Он тряхнул головой. В саду было пусто, только шуршали, трясь друг о дружку, листья в буковой роще.
Когда-то он сказал Бартону:
- Я ненавижу свою сестру!
Они тогда только что познакомились, впервые вместе поехали на каникулы за границу.
- Я ненавижу свою сестру!
В розовых и лимонных полосках рассвета они стояли тогда на холме над Ассизи. Бартон медленно повернул к нему лицо, и оно побелело от какого-то испуга при этих словах и будто вмиг похудело. Внизу коньки крыш, розовые, желтые, синеватые, как волна, плыли в лучах южного солнца.
- Я ненавижу свою сестру!
- Ты не смеешь так говорить! - Бартон распрямился. - Не смеешь!

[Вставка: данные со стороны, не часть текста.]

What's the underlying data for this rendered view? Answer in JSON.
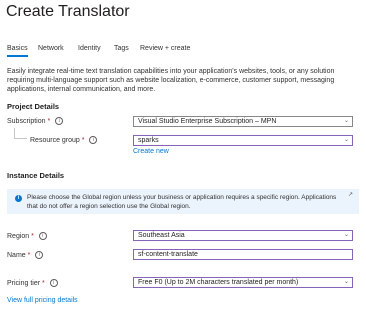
{
  "header": {
    "title": "Create Translator",
    "more": "···"
  },
  "tabs": [
    {
      "label": "Basics",
      "active": true
    },
    {
      "label": "Network",
      "active": false
    },
    {
      "label": "Identity",
      "active": false
    },
    {
      "label": "Tags",
      "active": false
    },
    {
      "label": "Review + create",
      "active": false
    }
  ],
  "description": "Easily integrate real-time text translation capabilities into your application's websites, tools, or any solution requiring multi-language support such as website localization, e-commerce, customer support, messaging applications, internal communication, and more.",
  "project_details": {
    "heading": "Project Details",
    "subscription": {
      "label": "Subscription",
      "required": "*",
      "value": "Visual Studio Enterprise Subscription – MPN"
    },
    "resource_group": {
      "label": "Resource group",
      "required": "*",
      "value": "sparks",
      "create_new": "Create new"
    }
  },
  "instance_details": {
    "heading": "Instance Details",
    "banner": "Please choose the Global region unless your business or application requires a specific region. Applications that do not offer a region selection use the Global region.",
    "region": {
      "label": "Region",
      "required": "*",
      "value": "Southeast Asia"
    },
    "name": {
      "label": "Name",
      "required": "*",
      "value": "sf-content-translate"
    },
    "pricing_tier": {
      "label": "Pricing tier",
      "required": "*",
      "value": "Free F0 (Up to 2M characters translated per month)"
    },
    "pricing_link": "View full pricing details"
  },
  "icons": {
    "info": "info-icon",
    "chevron": "chevron-down-icon",
    "external": "external-link-icon",
    "banner": "info-filled-icon"
  },
  "colors": {
    "accent": "#0078d4",
    "focus_border": "#8764b8",
    "required": "#a4262c",
    "banner_bg": "#ebf3fc"
  }
}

Но говорил он даже спокойней, чем обычно, и Самервил не распознал гневных ноток, Самервил засмеялся:
- Ну уж я-то смею. Я ее знаю, я с ней большую часть жизни вместе прожил. Я могу сказать: я ненавижу свою сестру!
И вот Бартон просто-напросто поворотился к нему спиной, он пошел с холма вниз, вниз, не остановился, не обернулся и растворился в городских улочках. Потом, уже к вечеру, Самервил его нашел, он сидел на церковной паперти. Они еще не подыскали себе ночлега. Об утрешнем не сказали ни слова. Он так ничего и не понял. Бартон тогда вообще часто ставил его в тупик и порою пугал. О сестре никогда больше не упоминалось.
Потом-то он понял Бартона, он все про него понял, потом-то они стали взрослые. Он понял, что Бартон не произносит высокопарных слов, как другие, - о человечестве, общем благе, интересах общества и любит он тех, кого знает, особенно же дорожит своей семьей, кровными узами, льнет к матери, сестре, брату, деду и тетке - у Самервила это просто не умещалось в голове. Сам он, как запертой двери, боялся разговоров о кровных узах и, обнаружа в зеркале "фамильный" нос, передергивался от омерзенья. Он говорил: "Я один, один, один, все мое - в моей собственной шкуре, а больше нигде ничего, и никому до меня, слава богу, нет дела".
В детстве он твердил, что он не родился, как все. Было все без него, а потом в один прекрасный миг он взял и появился. Через много лет он понял в полной мере, как страстно ему бы хотелось этого. Он чувствовал себя затравленным и приниженным, вспоминая о своей родственной, семейной связи общности с другими.
- Я ненавижу свою сестру!
Бартон, вспоминал он ревниво, был, наоборот, чересчур близок со своей сестрой, они посылали друг дружке письма, открытки, изобретали смешные подарочки, знаки вниманья, у них были свои шуточки, свой условный язык, у них были общие мысли. И потом, через много лет, Самервил уже не мог разобраться, кого из них он ненавидел больше: сестру Бартона или свою собственную.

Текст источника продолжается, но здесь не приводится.